Ward’s move goes against the interests of organized labor. The San Diego-Imperial Counties Labor Council has joined the mayor in rallying their respective allies to support the move to the March 2020 ballot. Carol Kim, the political director of the Building Trades Council, an alliance of construction unions, said her group also supports the move to March 2020.

Andrea Guerrero, the leader of the social justice group Alliance San Diego, said the Labor Council had invited her organization to do naturalization work with union members who were not citizens.

She said that invitation has been revoked as labor marshals its allies to support moving the ballot initiative that would raise hotel taxes for an expansion of the Convention Center to the March 2020 ballot. Guerrero said the Labor Council had embarked on a “scorched-earth campaign” to make it happen.

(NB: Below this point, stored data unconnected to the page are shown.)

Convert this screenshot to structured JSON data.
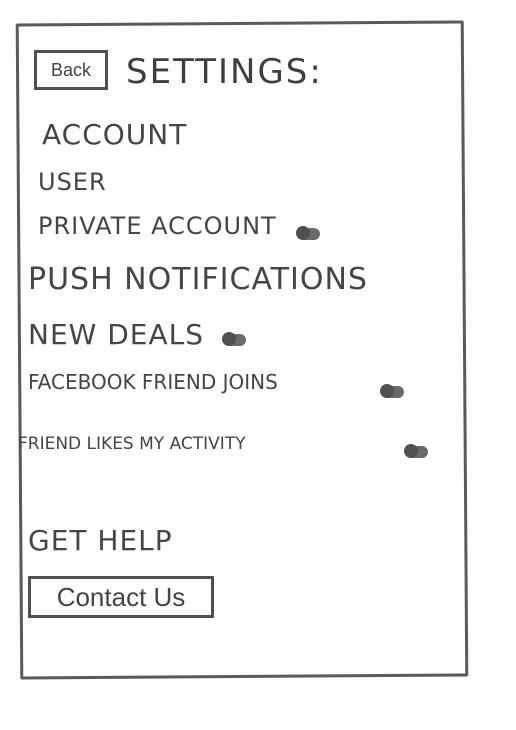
{
  "header": {
    "back_label": "Back",
    "title": "Settings:"
  },
  "sections": {
    "account_heading": "Account",
    "user": "User",
    "private_account": "Private Account",
    "push_heading": "Push Notifications",
    "new_deals": "New Deals",
    "facebook_friend_joins": "Facebook Friend Joins",
    "friend_likes_activity": "Friend Likes My Activity"
  },
  "help": {
    "heading": "Get Help",
    "contact_label": "Contact Us"
  },
  "toggles": {
    "private_account": "off",
    "new_deals": "off",
    "facebook_friend_joins": "off",
    "friend_likes_activity": "off"
  }
}
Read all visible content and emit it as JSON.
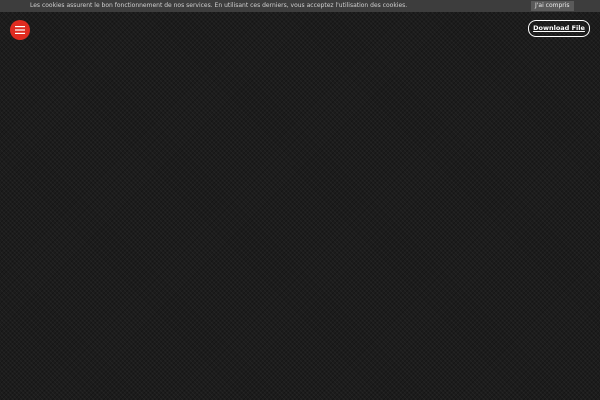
{
  "cookie_bar": {
    "message": "Les cookies assurent le bon fonctionnement de nos services. En utilisant ces derniers, vous acceptez l'utilisation des cookies.",
    "accept_label": "J'ai compris"
  },
  "header": {
    "menu_icon": "hamburger-menu-icon",
    "download_label": "Download File"
  },
  "colors": {
    "background": "#1c1c1c",
    "cookie_bar": "#3d3d3d",
    "menu_accent": "#e02b20",
    "download_border": "#ffffff"
  }
}
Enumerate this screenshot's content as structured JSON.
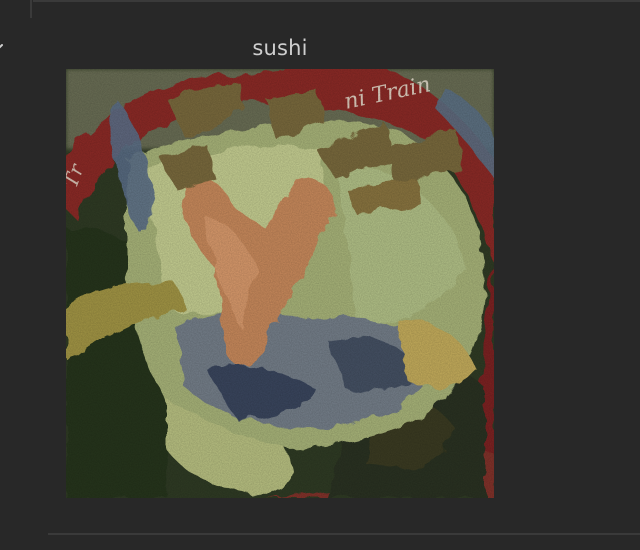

The push to move the measure to March is quickly becoming the next test of the beleaguered campaign to expand the Convention Center, and it has split the left. Labor leaders, once somewhat ambivalent about the Convention Center – long seen as Faulconer’s top priority – have made it one of their top goals for local government as well. At the same time, activists, Alliance San Diego included, are fighting hard against moving the vote to March.

Alliance San Diego sent a letter to members of the City Council, imploring them not to move the initiative to March. They want to protect what they say is the spirit of the 2016 ballot initiative Measure L, which says initiatives should always go on November general election ballots. Keith Maddox, the executive secretary-treasurer of the Labor Council, sent out an email asking allies not to sign Alliance’s letter.

Labor leaders supported Measure L but the ballot in November 2020 could be jammed with other initiatives. The more measures to increase taxes there are, the less likely any one of them is to pass.

Keith Maddox / Photo courtesy of the San Diego Imperial-Counties Labor Council

Maddox said the Convention Center initiative has become the most important policy issue for him.

“That initiative is critically important to the future of San Diego both because of the jobs it creates and for homeless and housing issues. We can’t address these issues without resources to do it. There’s nothing out there that compares. It’s urgency as much as anything for me,” he said.

He said that he was disappointed Guerrero would criticize his effort.

“I’m surprised Andrea would choose to air our differences in public,” he said.

“I disagree with her and she opposes what I think is the biggest priority for our labor movement, which we have been working on for a year. I asked our friends not to join in with that effort against it. If that’s scorched earth, then I guess yeah, it’s scorched earth,” he said.

Guerrero was one of the main supporters of Measure L in 2016. It was an effort, along with two others in the county in recent years, to ensure the biggest electoral contests and campaigns be decided in November general elections.

Maddox, Kim and the mayor’s staff all point out that Measure L gives the City Council the express right to put something on a different ballot if they want to. Guerrero said that should happen only in special circumstances.

“We didn’t run a million-dollar campaign to give the City Council the exact power they had before,” Guerrero said. She said all the reasons people cite for wanting to move the Convention Center vote to March 2020 are for political strategy and expedience. Only a true emergency should qualify, she said. She passed along a 2017 letter several unions signed onto arguing against a special election on the same issue.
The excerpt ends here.